The story of FIL Suites in Palma is like a piece of fine artisan tapestry. In the stitches of its former identity as a textile factory, these exquisite apartments hold an intriguing past. Upon entering, we walk under a Mallorcan stone archway to a room laced with hand-painted designs from the late 18th century. We ponder over what secrets fill these walls as we proceed through to a medieval, open court patio. There, Toni Oliver Pons, partner of FIL Suites is standing, in a manner that is warm and gracious. He is a man with plenty to tell.
Revived as a bespoke collection of 21 apartments and 10 rooms, the building is home to a wellspring of historical features which Toni signals to, caressing the air in all directions. He traces the wall in the reception and talks of the meticulous attention to detail required to restore the building to its original design. We follow his line of touch to a course of faded red and navy pattern covering the wall. What at first is seemingly just decorative is revealed to be the very hand-painted templates that were replicated in the factory’s heyday. There in the flicks of dried paint is the basis for much of Mallorca’s traditional upholstery, the birthplace of what we now see on cushions and bags everywhere.

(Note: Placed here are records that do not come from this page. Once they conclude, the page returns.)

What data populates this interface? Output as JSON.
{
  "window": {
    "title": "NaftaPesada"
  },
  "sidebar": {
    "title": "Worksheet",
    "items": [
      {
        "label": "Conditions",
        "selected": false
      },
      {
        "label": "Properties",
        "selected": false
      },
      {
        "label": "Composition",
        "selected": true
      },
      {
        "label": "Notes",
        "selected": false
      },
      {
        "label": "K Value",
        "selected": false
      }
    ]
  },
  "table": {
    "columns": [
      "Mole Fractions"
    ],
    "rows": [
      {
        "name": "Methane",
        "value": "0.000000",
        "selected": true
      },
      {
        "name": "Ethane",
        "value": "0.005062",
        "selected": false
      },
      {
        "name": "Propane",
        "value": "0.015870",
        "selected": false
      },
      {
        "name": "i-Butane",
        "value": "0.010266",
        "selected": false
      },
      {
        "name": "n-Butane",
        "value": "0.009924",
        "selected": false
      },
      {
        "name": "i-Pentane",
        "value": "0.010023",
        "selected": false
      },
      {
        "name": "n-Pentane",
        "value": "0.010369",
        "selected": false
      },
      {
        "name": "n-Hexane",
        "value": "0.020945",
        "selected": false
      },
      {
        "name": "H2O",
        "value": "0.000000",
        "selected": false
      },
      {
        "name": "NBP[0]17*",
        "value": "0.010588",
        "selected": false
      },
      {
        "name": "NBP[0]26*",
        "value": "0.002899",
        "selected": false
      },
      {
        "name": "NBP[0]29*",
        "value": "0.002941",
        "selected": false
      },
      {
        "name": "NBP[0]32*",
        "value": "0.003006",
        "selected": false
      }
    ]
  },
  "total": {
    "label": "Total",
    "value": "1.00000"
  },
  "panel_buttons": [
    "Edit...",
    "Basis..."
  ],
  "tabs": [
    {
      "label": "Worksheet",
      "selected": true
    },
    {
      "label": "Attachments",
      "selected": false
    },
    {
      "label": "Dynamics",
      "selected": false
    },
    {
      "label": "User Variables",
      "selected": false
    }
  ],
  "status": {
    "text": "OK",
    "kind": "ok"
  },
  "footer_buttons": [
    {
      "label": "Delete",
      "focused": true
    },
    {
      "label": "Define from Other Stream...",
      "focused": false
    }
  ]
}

We take the stairs which curves the corner of the patio, allowing a moment to view the restoration from a new height. Elaborate cuttings and edges adorn the walls like shadows, where the remains of a checkered past still linger. Stories of war-torn Mallorca encircle this area, where now an old olive tree stands, timeless as the open sky above it. A cool air hits us and Toni smiles when we ask about winter here. What was once a case of layering-up and battening down the hatches is now a step across underfloor-heating and into a plush duvet set. We reflect on this comparison, stepping into one of the apartments in astounded silence at quite how far modern-day luxury has come.
We stand with Toni from one of the apartment terraces, overlooking the quaint square of Plaza Raimundo Clar where FIL Suites resides. He points out the community that he has helped build here, talking of local businesses like family members, rolling off their talents, from who sells the best orange juice to plate of tapas. We go through each one and can’t help but hover over the restaurant La Vieja, which has in its own right, brought excitement to the square. Amongst trees and benches there is a buzz about the place which Toni insists is nothing like it was before. Once an empty-shell, Toni presses that it was community-spirit that brought this part of Palma back to life. He opens his arms at the view, and talks of the positive effect FIL Suites is having on the area, bringing visitors from all across Europe to this little corner of historic Palma. As he brings his hands to a close, two words part his lips “…orange juice?” Who could possibly decline? We cross the square and head to Café La Fabrique D’Art where true to his word, the taste of Mallorca touches our lips.
Toni’s heart beats for his city, and for that, there is a familial warmth to FIL Suites. It takes on a purpose, weaving together comfort and luxury, past and present, visitor and local, which, considering its history with a needle and thread, seems entirely fitting.